First published: Thu Aug 29 2019(Updated: )
/payu/icpcheckout/ in the WooCommerce PayU India Payment Gateway plugin 2.1.1 for WordPress allows Parameter Tampering in the purchaseQuantity=1 parameter, as demonstrated by purchasing an item for lower than the intended price.
Credit: cve@mitre.org
Affected Software | Affected Version | How to fix |
---|---|---|
Woocommerce Payu India Payment Gateway | =2.1.1 |
Sign up to SecAlerts for real-time vulnerability data matched to your software, aggregated from hundreds of sources.
CVE-2019-14978 is a vulnerability in the WooCommerce PayU India Payment Gateway plugin 2.1.1 for WordPress that allows parameter tampering in the purchaseQuantity parameter.

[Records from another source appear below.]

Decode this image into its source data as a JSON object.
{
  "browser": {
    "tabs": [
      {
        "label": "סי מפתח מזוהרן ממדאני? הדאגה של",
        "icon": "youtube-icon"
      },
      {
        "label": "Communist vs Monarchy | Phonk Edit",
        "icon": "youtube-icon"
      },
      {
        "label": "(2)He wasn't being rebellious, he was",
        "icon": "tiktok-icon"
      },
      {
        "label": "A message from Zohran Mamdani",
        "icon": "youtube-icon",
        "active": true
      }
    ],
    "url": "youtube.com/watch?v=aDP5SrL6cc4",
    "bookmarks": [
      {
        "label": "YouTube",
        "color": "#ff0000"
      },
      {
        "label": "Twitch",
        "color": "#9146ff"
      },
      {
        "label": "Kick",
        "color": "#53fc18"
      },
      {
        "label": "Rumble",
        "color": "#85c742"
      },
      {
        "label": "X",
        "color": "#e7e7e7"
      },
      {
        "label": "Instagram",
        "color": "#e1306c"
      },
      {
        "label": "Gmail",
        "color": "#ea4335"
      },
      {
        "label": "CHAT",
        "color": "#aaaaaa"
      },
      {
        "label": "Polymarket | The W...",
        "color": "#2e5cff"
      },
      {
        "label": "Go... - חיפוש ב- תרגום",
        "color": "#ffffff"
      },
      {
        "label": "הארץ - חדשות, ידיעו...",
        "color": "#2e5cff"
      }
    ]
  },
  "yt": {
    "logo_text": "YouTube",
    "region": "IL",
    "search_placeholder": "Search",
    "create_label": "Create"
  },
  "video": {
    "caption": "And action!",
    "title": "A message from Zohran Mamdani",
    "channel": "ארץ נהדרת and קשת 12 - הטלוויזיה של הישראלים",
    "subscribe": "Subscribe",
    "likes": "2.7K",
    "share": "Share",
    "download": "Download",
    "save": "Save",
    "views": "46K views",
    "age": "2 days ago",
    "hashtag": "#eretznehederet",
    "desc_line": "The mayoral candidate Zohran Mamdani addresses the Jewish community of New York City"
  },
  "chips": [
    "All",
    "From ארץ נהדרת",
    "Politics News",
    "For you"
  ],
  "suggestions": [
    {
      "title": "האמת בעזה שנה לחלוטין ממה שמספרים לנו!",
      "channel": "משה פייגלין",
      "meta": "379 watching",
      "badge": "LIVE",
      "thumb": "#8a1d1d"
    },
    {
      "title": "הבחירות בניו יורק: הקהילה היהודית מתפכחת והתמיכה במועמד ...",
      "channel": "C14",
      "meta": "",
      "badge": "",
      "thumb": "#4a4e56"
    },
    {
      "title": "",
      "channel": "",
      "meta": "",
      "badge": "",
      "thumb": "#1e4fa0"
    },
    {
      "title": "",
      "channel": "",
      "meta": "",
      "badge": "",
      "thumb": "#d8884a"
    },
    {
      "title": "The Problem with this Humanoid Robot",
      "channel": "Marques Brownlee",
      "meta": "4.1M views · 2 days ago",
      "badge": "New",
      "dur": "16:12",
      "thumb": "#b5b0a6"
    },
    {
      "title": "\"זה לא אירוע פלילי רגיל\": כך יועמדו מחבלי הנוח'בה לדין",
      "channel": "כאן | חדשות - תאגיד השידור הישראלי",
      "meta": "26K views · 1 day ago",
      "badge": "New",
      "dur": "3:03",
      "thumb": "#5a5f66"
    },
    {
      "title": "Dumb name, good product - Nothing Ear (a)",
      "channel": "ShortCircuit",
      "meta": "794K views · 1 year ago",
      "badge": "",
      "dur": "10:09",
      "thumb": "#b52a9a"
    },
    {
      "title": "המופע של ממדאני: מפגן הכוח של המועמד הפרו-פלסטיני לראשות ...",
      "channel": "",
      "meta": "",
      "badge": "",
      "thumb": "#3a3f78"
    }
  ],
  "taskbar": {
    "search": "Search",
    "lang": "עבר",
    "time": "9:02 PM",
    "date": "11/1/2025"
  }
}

CVE-2019-14978 affects the WooCommerce PayU India Payment Gateway plugin version 2.1.1 for WordPress.
CVE-2019-14978 has a severity score of 5.3 out of 10, indicating a medium severity.
To exploit CVE-2019-14978, you would need to tamper with the purchaseQuantity parameter to purchase an item for a lower price than intended.
A fix for CVE-2019-14978 may be available from the plugin vendor or developer, and it is recommended to update to the latest version of the WooCommerce PayU India Payment Gateway plugin to address this vulnerability.